Devlog: UARTprintf(“%s\n”, hellovar);

(Post from 17.11.2025 (DD.MM.YYYY))

So yes, like the title says, I made a printf, to be fair, thats a couple of days ago, i don’t post directly after i finished something.

My english is still not perfect, but I hope it's understandable.

What i made.

I made a printf function, its a simpler one from the printf you know in C. Without going to deep into details, if its sees a modifyer like %s, it looks into the parameters given with “valist”, this allows me to get an undefined amount of parameters in a function, and takes the next parameter from the list and treat it as a string (in the case of %s). But even it sounds simple enough, it was a bit harder then i thoughed, i didn’t understand valist at first and got confused why it gets promoted to int if its less then 32-bit, even then, now i have it, and it works.

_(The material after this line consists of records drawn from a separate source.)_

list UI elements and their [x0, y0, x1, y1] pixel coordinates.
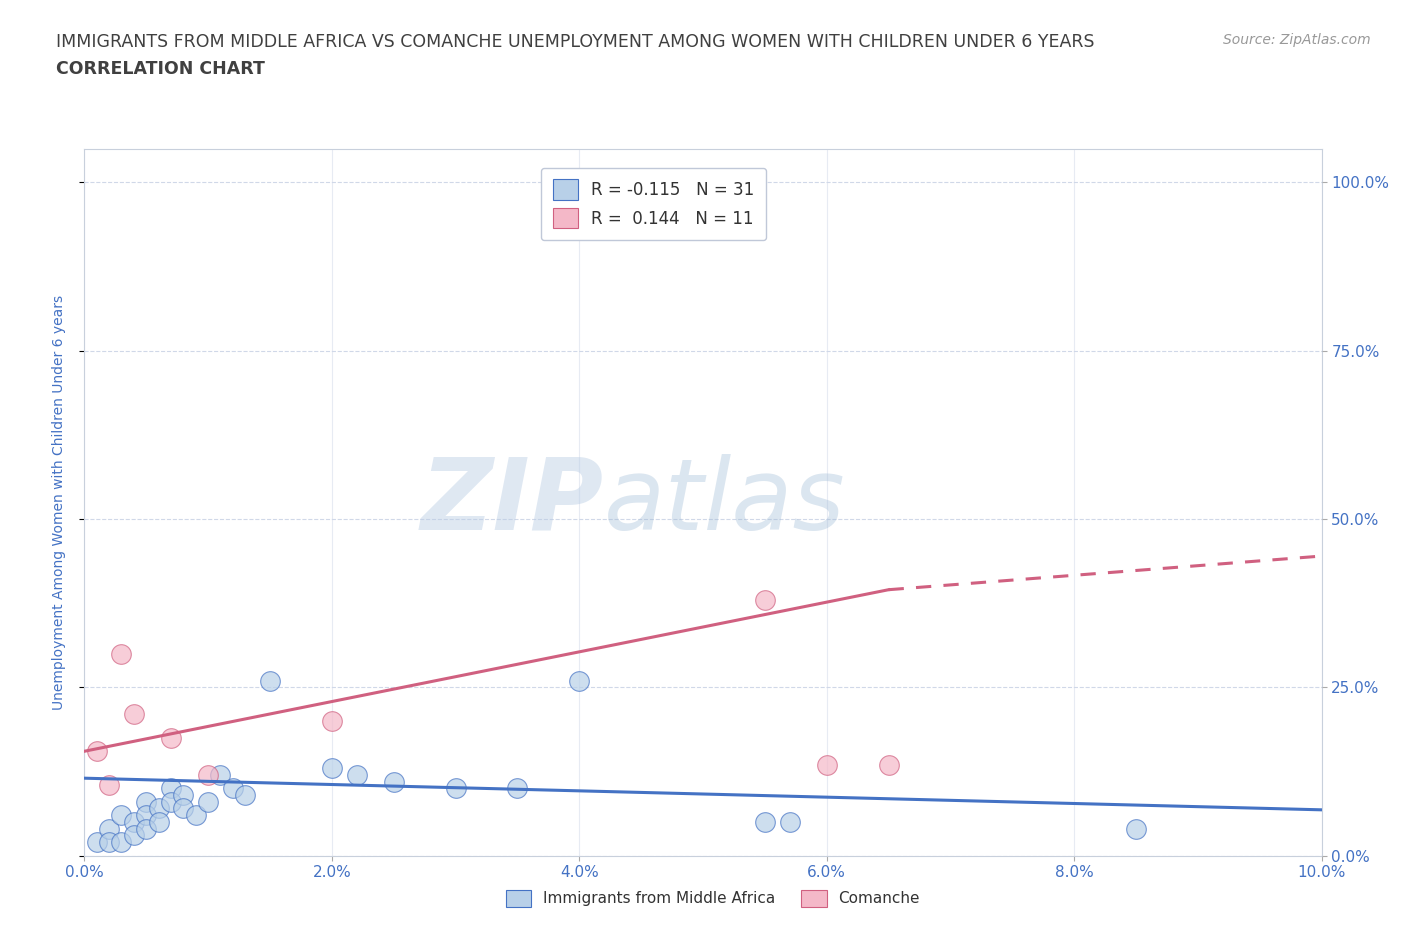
Point: [877, 757, 900, 772]
Point: [110, 808, 132, 823]
Text: ZIP: ZIP: [420, 454, 605, 551]
Point: [233, 788, 256, 803]
Point: [110, 646, 132, 661]
Point: [1125, 821, 1147, 836]
Point: [160, 794, 183, 809]
Legend: R = -0.115   N = 31, R =  0.144   N = 11: R = -0.115 N = 31, R = 0.144 N = 11: [541, 167, 766, 240]
Text: IMMIGRANTS FROM MIDDLE AFRICA VS COMANCHE UNEMPLOYMENT AMONG WOMEN WITH CHILDREN: IMMIGRANTS FROM MIDDLE AFRICA VS COMANCH…: [56, 33, 1095, 50]
Text: Immigrants from Middle Africa: Immigrants from Middle Africa: [543, 891, 775, 906]
Point: [98, 821, 121, 836]
Point: [110, 835, 132, 850]
Point: [382, 774, 405, 789]
Point: [568, 673, 591, 688]
Point: [568, 175, 591, 190]
Point: [122, 707, 145, 722]
Point: [754, 592, 776, 607]
Point: [172, 788, 194, 803]
Point: [321, 761, 343, 776]
Point: [321, 713, 343, 728]
Point: [122, 815, 145, 830]
Point: [259, 673, 281, 688]
Point: [148, 815, 170, 830]
Point: [815, 757, 838, 772]
Point: [98, 835, 121, 850]
Point: [346, 767, 368, 782]
Point: [754, 815, 776, 830]
Point: [506, 781, 529, 796]
Point: [122, 828, 145, 843]
Point: [135, 821, 157, 836]
Point: [172, 801, 194, 816]
Text: Source: ZipAtlas.com: Source: ZipAtlas.com: [1223, 33, 1371, 46]
Point: [222, 781, 245, 796]
Y-axis label: Unemployment Among Women with Children Under 6 years: Unemployment Among Women with Children U…: [52, 295, 66, 710]
Point: [160, 730, 183, 745]
Point: [86, 835, 108, 850]
Point: [160, 781, 183, 796]
Point: [184, 808, 207, 823]
Point: [197, 767, 219, 782]
Point: [209, 767, 232, 782]
Point: [148, 801, 170, 816]
Point: [135, 808, 157, 823]
Point: [197, 794, 219, 809]
Text: Comanche: Comanche: [838, 891, 920, 906]
Point: [86, 744, 108, 759]
Text: atlas: atlas: [605, 454, 845, 551]
Point: [444, 781, 467, 796]
Text: CORRELATION CHART: CORRELATION CHART: [56, 60, 266, 78]
Point: [779, 815, 801, 830]
Point: [98, 777, 121, 792]
Point: [135, 794, 157, 809]
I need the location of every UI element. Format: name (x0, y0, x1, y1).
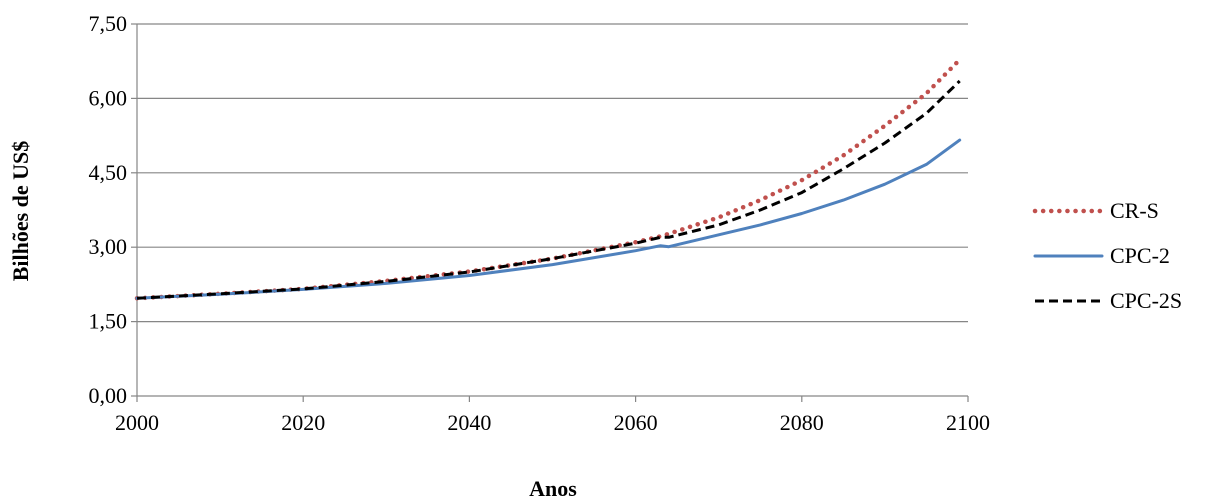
legend-label-cpc-2s: CPC-2S (1110, 288, 1182, 313)
gridlines (137, 23, 968, 323)
series-line-cr-s (134, 57, 962, 301)
legend-label-cpc-2: CPC-2 (1110, 243, 1170, 268)
y-tick-label: 7,50 (89, 11, 128, 36)
y-tick-label: 4,50 (89, 160, 128, 185)
legend-label-cr-s: CR-S (1110, 198, 1159, 223)
series-line-cpc-2 (135, 138, 962, 300)
x-tick-label: 2040 (447, 410, 491, 435)
y-tick-label: 6,00 (89, 85, 128, 110)
series-line-cpc-2s (136, 79, 961, 300)
x-tick-label: 2000 (115, 410, 159, 435)
x-tick-label: 2060 (614, 410, 658, 435)
axes (131, 23, 969, 402)
x-axis-title: Anos (529, 476, 577, 501)
y-tick-label: 1,50 (89, 309, 128, 334)
x-tick-label: 2020 (281, 410, 325, 435)
x-tick-label: 2080 (780, 410, 824, 435)
y-tick-label: 0,00 (89, 383, 128, 408)
y-axis-title: Bilhões de US$ (8, 141, 33, 282)
x-tick-label: 2100 (946, 410, 990, 435)
tick-labels: 0,00 1,50 3,00 4,50 6,00 7,50 2000 2020 2040 2060… (89, 11, 991, 435)
series-lines (134, 57, 962, 301)
legend: CR-S CPC-2 CPC-2S (1032, 198, 1182, 313)
y-tick-label: 3,00 (89, 234, 128, 259)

Here you see it in action:

It works more or less the same like “Devlog: UART_print(“Hello, World!);”. It helps a lot with Debugging and Development. Especialy on things that are not always the same and more dynamic.

Then is printf important?

Its very helpfull for debugging, especially because many things in a program aren’t static and can change to value’s you don’t know. With the Option to know at anytime what is in a Variable you can find more easily also bugs.

What did i learn?

I learned about va_arg’s and how to make variables (like Integer or pointer) to transfer to a string, extracting the Numbers and put them together again for the string.

So, what comes next?

I am currently working on the “dtb” (Device Tree Blob) to parse it and to make an Kernel Alocator, this is… in some way hard, but only because its big and information are spreaded, but more about this soon.